I had taken the time to find both the left and right hand wrap this time, but then realized I had wrapped them wrong. Ah, whatever. I did what was comfortable and it worked for me.

This class instilled in me a new reason to have anxiety, vertigo. Not so much dizziness, as lack of balance. Evidently, I have terrible balance. This was brought to my attention by all the kicking. It probably doesn’t look good when after you do a roundhouse kick you go stumbling about for a few seconds, making you late to get the next kick in.

I also now believe that the instructors are honor-bound to lie to you if it will encourage you at all. One of the other instructors joined in the class halfway through.
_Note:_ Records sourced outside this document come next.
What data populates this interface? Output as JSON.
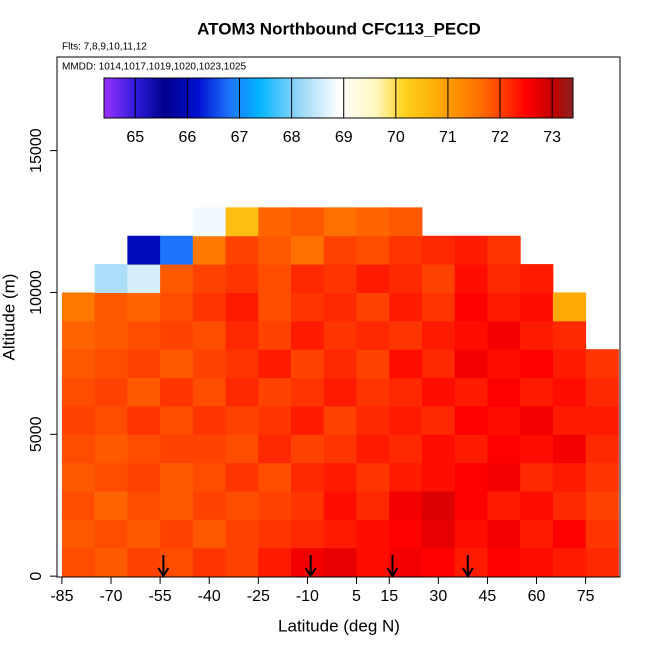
{
  "chart_data": {
    "type": "heatmap",
    "title": "ATOM3 Northbound CFC113_PECD",
    "subtitle": "Flts: 7,8,9,10,11,12",
    "annotation": "MMDD: 1014,1017,1019,1020,1023,1025",
    "xlabel": "Latitude (deg N)",
    "ylabel": "Altitude (m)",
    "xlim": [
      -86.5,
      85.5
    ],
    "xticks": [
      -85,
      -70,
      -55,
      -40,
      -25,
      -10,
      5,
      15,
      30,
      45,
      60,
      75
    ],
    "ylim": [
      -30,
      18300
    ],
    "yticks": [
      0,
      5000,
      10000,
      15000
    ],
    "clim": [
      64.4,
      73.4
    ],
    "cticks": [
      65,
      66,
      67,
      68,
      69,
      70,
      71,
      72,
      73
    ],
    "cell_width": 10,
    "cell_height": 1000,
    "latitudes": [
      -80,
      -70,
      -60,
      -50,
      -40,
      -30,
      -20,
      -10,
      0,
      10,
      20,
      30,
      40,
      50,
      60,
      70,
      80
    ],
    "altitudes": [
      500,
      1500,
      2500,
      3500,
      4500,
      5500,
      6500,
      7500,
      8500,
      9500,
      10500,
      11500,
      12500
    ],
    "z": [
      [
        71.9,
        71.8,
        72.0,
        71.9,
        72.1,
        72.0,
        72.3,
        72.6,
        72.7,
        72.4,
        72.6,
        72.5,
        72.3,
        72.5,
        72.4,
        72.3,
        72.2
      ],
      [
        71.8,
        71.9,
        71.8,
        72.0,
        71.8,
        72.0,
        72.1,
        72.2,
        72.3,
        72.4,
        72.5,
        72.7,
        72.4,
        72.6,
        72.3,
        72.5,
        72.1
      ],
      [
        71.9,
        71.7,
        71.9,
        71.8,
        72.0,
        71.9,
        72.0,
        72.1,
        72.4,
        72.2,
        72.6,
        72.8,
        72.5,
        72.3,
        72.4,
        72.2,
        72.0
      ],
      [
        71.8,
        71.9,
        72.0,
        71.8,
        71.9,
        72.1,
        71.9,
        72.2,
        72.3,
        72.1,
        72.3,
        72.4,
        72.5,
        72.6,
        72.2,
        72.3,
        72.1
      ],
      [
        71.9,
        71.8,
        71.9,
        72.0,
        72.0,
        71.9,
        72.2,
        72.0,
        72.1,
        72.3,
        72.2,
        72.4,
        72.3,
        72.5,
        72.4,
        72.6,
        72.2
      ],
      [
        72.0,
        71.9,
        72.1,
        71.9,
        72.1,
        72.0,
        72.1,
        72.3,
        72.0,
        72.2,
        72.3,
        72.2,
        72.5,
        72.4,
        72.6,
        72.3,
        72.3
      ],
      [
        71.9,
        72.0,
        71.8,
        72.1,
        71.9,
        72.2,
        72.0,
        72.1,
        72.3,
        72.1,
        72.2,
        72.4,
        72.3,
        72.5,
        72.3,
        72.4,
        72.2
      ],
      [
        71.8,
        71.9,
        72.0,
        71.8,
        72.0,
        72.1,
        72.3,
        72.0,
        72.2,
        72.0,
        72.4,
        72.2,
        72.6,
        72.4,
        72.5,
        72.3,
        72.1
      ],
      [
        71.7,
        71.8,
        71.9,
        72.0,
        71.9,
        72.2,
        72.0,
        72.3,
        72.1,
        72.2,
        72.1,
        72.3,
        72.4,
        72.6,
        72.3,
        72.2,
        null
      ],
      [
        71.5,
        71.8,
        71.7,
        71.9,
        72.1,
        72.3,
        71.9,
        72.1,
        72.2,
        72.0,
        72.3,
        72.1,
        72.5,
        72.3,
        72.4,
        70.8,
        null
      ],
      [
        null,
        68.3,
        68.6,
        71.8,
        72.0,
        72.1,
        71.9,
        72.2,
        72.1,
        72.3,
        72.2,
        72.0,
        72.4,
        72.2,
        72.3,
        null,
        null
      ],
      [
        null,
        null,
        66.0,
        66.8,
        71.5,
        72.0,
        71.8,
        71.6,
        72.0,
        71.9,
        72.1,
        72.2,
        72.3,
        72.1,
        null,
        null,
        null
      ],
      [
        null,
        null,
        null,
        null,
        68.8,
        70.5,
        71.7,
        71.8,
        71.6,
        71.7,
        71.8,
        null,
        null,
        null,
        null,
        null,
        null
      ]
    ],
    "arrows": [
      -54,
      -9,
      16,
      39
    ]
  }
}
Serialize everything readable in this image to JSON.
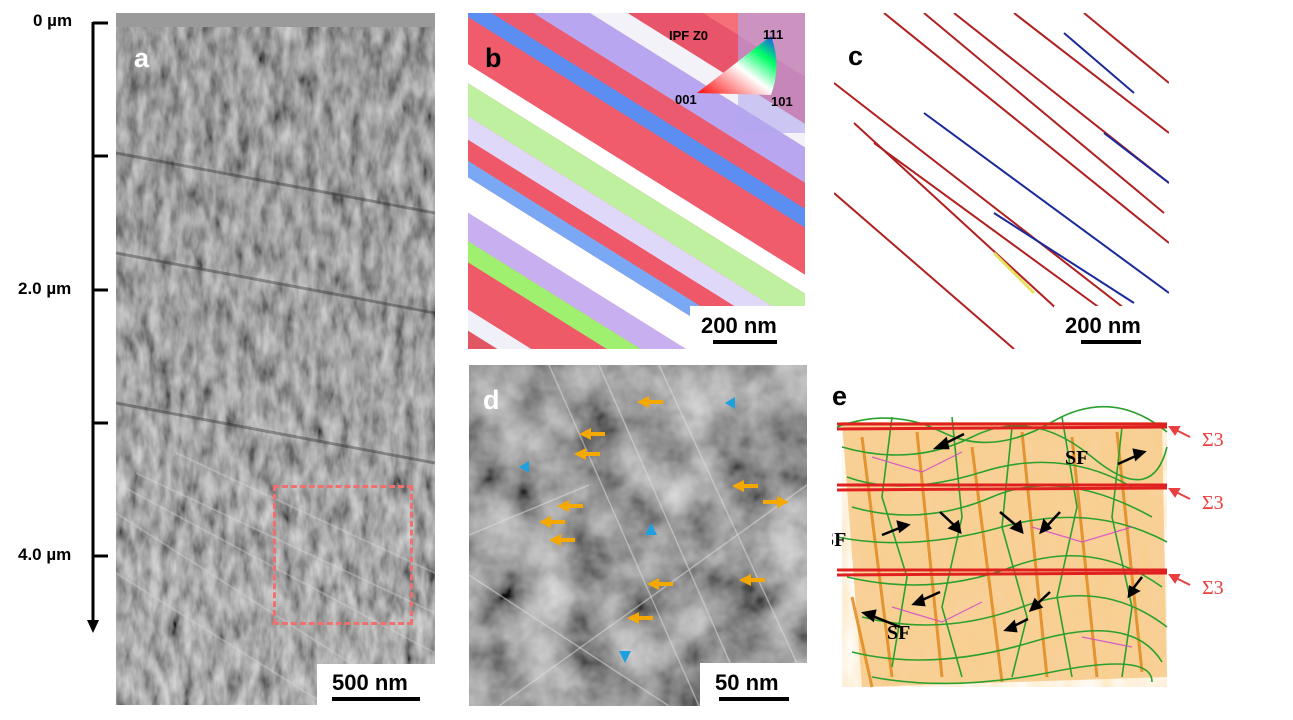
{
  "depth_axis": {
    "labels": [
      "0 µm",
      "2.0 µm",
      "4.0 µm"
    ]
  },
  "panels": {
    "a": {
      "letter": "a",
      "scale_bar": "500 nm"
    },
    "b": {
      "letter": "b",
      "scale_bar": "200 nm",
      "ipf": {
        "title": "IPF Z0",
        "corner_111": "111",
        "corner_001": "001",
        "corner_101": "101"
      }
    },
    "c": {
      "letter": "c",
      "scale_bar": "200 nm"
    },
    "d": {
      "letter": "d",
      "scale_bar": "50 nm"
    },
    "e": {
      "letter": "e",
      "sf_labels": [
        "SF",
        "SF",
        "SF"
      ],
      "sigma_labels": [
        "Σ3",
        "Σ3",
        "Σ3"
      ]
    }
  },
  "colors": {
    "dashed_box": "#f07070",
    "arrow_orange": "#f5a800",
    "arrow_blue": "#1ea0e0",
    "sigma_red": "#e84040",
    "boundary_red": "#b02020",
    "boundary_blue": "#1a2a9a"
  }
}
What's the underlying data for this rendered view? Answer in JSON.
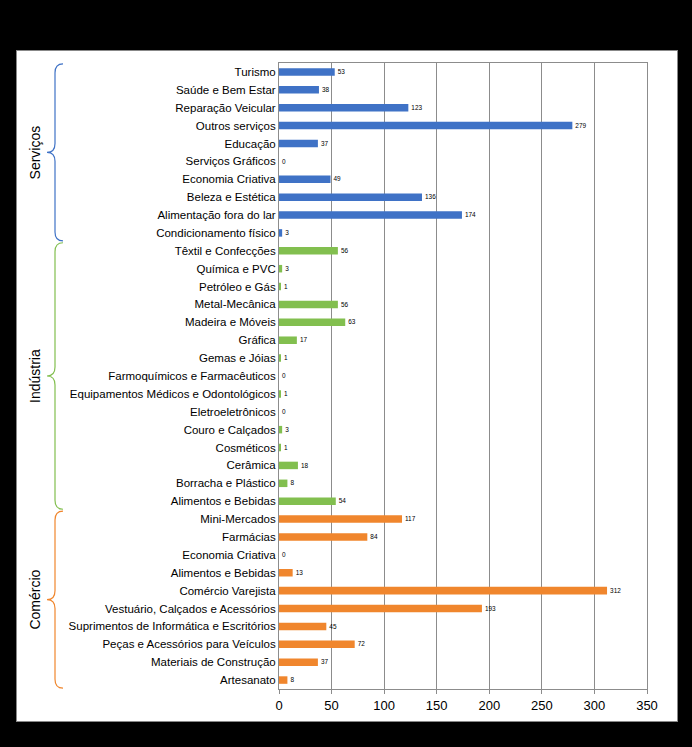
{
  "chart_data": {
    "type": "bar",
    "orientation": "horizontal",
    "categories": [
      "Turismo",
      "Saúde e Bem Estar",
      "Reparação Veicular",
      "Outros serviços",
      "Educação",
      "Serviços Gráficos",
      "Economia Criativa",
      "Beleza e Estética",
      "Alimentação fora do lar",
      "Condicionamento físico",
      "Têxtil e Confecções",
      "Química e PVC",
      "Petróleo e Gás",
      "Metal-Mecânica",
      "Madeira e Móveis",
      "Gráfica",
      "Gemas e Jóias",
      "Farmoquímicos e Farmacêuticos",
      "Equipamentos Médicos e Odontológicos",
      "Eletroeletrônicos",
      "Couro e Calçados",
      "Cosméticos",
      "Cerâmica",
      "Borracha e Plástico",
      "Alimentos e Bebidas",
      "Mini-Mercados",
      "Farmácias",
      "Economia Criativa",
      "Alimentos e Bebidas",
      "Comércio Varejista",
      "Vestuário, Calçados e Acessórios",
      "Suprimentos de Informática e Escritórios",
      "Peças e Acessórios para Veículos",
      "Materiais de Construção",
      "Artesanato"
    ],
    "series": [
      {
        "name": "Serviços",
        "color": "#3f72c6",
        "values": [
          53,
          38,
          123,
          279,
          37,
          0,
          49,
          136,
          174,
          3,
          null,
          null,
          null,
          null,
          null,
          null,
          null,
          null,
          null,
          null,
          null,
          null,
          null,
          null,
          null,
          null,
          null,
          null,
          null,
          null,
          null,
          null,
          null,
          null,
          null
        ]
      },
      {
        "name": "Indústria",
        "color": "#82bf4f",
        "values": [
          null,
          null,
          null,
          null,
          null,
          null,
          null,
          null,
          null,
          null,
          56,
          3,
          1,
          56,
          63,
          17,
          1,
          0,
          1,
          0,
          3,
          1,
          18,
          8,
          54,
          null,
          null,
          null,
          null,
          null,
          null,
          null,
          null,
          null,
          null
        ]
      },
      {
        "name": "Comércio",
        "color": "#f0862d",
        "values": [
          null,
          null,
          null,
          null,
          null,
          null,
          null,
          null,
          null,
          null,
          null,
          null,
          null,
          null,
          null,
          null,
          null,
          null,
          null,
          null,
          null,
          null,
          null,
          null,
          null,
          117,
          84,
          0,
          13,
          312,
          193,
          45,
          72,
          37,
          8
        ]
      }
    ],
    "xlim": [
      0,
      350
    ],
    "xticks": [
      0,
      50,
      100,
      150,
      200,
      250,
      300,
      350
    ],
    "grid": true,
    "data_labels": true
  }
}
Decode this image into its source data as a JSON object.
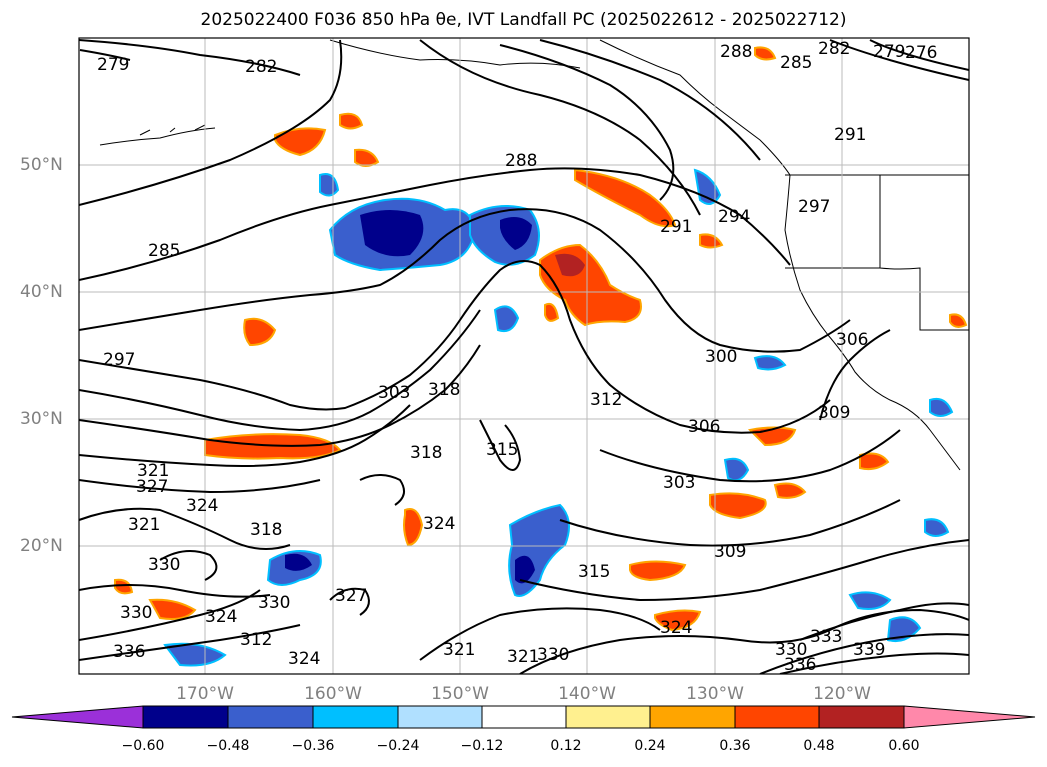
{
  "title": "2025022400 F036 850 hPa θe, IVT Landfall PC (2025022612 - 2025022712)",
  "lat_labels": [
    "50°N",
    "40°N",
    "30°N",
    "20°N"
  ],
  "lon_labels": [
    "170°W",
    "160°W",
    "150°W",
    "140°W",
    "130°W",
    "120°W"
  ],
  "colorbar": {
    "ticks": [
      "−0.60",
      "−0.48",
      "−0.36",
      "−0.24",
      "−0.12",
      "0.12",
      "0.24",
      "0.36",
      "0.48",
      "0.60"
    ],
    "colors": [
      "#9b30d9",
      "#00008b",
      "#3a5fcd",
      "#00bfff",
      "#b0e0ff",
      "#ffffff",
      "#fff08f",
      "#ffa500",
      "#ff4500",
      "#b22222",
      "#ff88aa"
    ]
  },
  "contour_labels": [
    {
      "text": "279"
    },
    {
      "text": "282"
    },
    {
      "text": "288"
    },
    {
      "text": "285"
    },
    {
      "text": "282"
    },
    {
      "text": "279"
    },
    {
      "text": "276"
    },
    {
      "text": "291"
    },
    {
      "text": "288"
    },
    {
      "text": "285"
    },
    {
      "text": "291"
    },
    {
      "text": "294"
    },
    {
      "text": "297"
    },
    {
      "text": "297"
    },
    {
      "text": "300"
    },
    {
      "text": "303"
    },
    {
      "text": "318"
    },
    {
      "text": "312"
    },
    {
      "text": "306"
    },
    {
      "text": "306"
    },
    {
      "text": "309"
    },
    {
      "text": "318"
    },
    {
      "text": "315"
    },
    {
      "text": "321"
    },
    {
      "text": "327"
    },
    {
      "text": "324"
    },
    {
      "text": "321"
    },
    {
      "text": "303"
    },
    {
      "text": "324"
    },
    {
      "text": "309"
    },
    {
      "text": "330"
    },
    {
      "text": "315"
    },
    {
      "text": "318"
    },
    {
      "text": "324"
    },
    {
      "text": "312"
    },
    {
      "text": "327"
    },
    {
      "text": "330"
    },
    {
      "text": "324"
    },
    {
      "text": "321"
    },
    {
      "text": "321"
    },
    {
      "text": "330"
    },
    {
      "text": "324"
    },
    {
      "text": "330"
    },
    {
      "text": "333"
    },
    {
      "text": "336"
    },
    {
      "text": "339"
    },
    {
      "text": "336"
    },
    {
      "text": "330"
    }
  ]
}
At the end of class I was taking off my wraps when he spoke up and said “What’s up?” I replied with “My blood pressure.” He laughed and said that I had done great and I didn’t quit. This much was true. Then he hit me with “Don’t worry, though. You’re losing weight.” I said thanks because at the time I hadn’t analyzed what had just been said.

This guy had never seen me before. How did he know if I was losing weight? Moreover, who said I was trying to lose weight? Did that guy just call me fat? Aw, hell.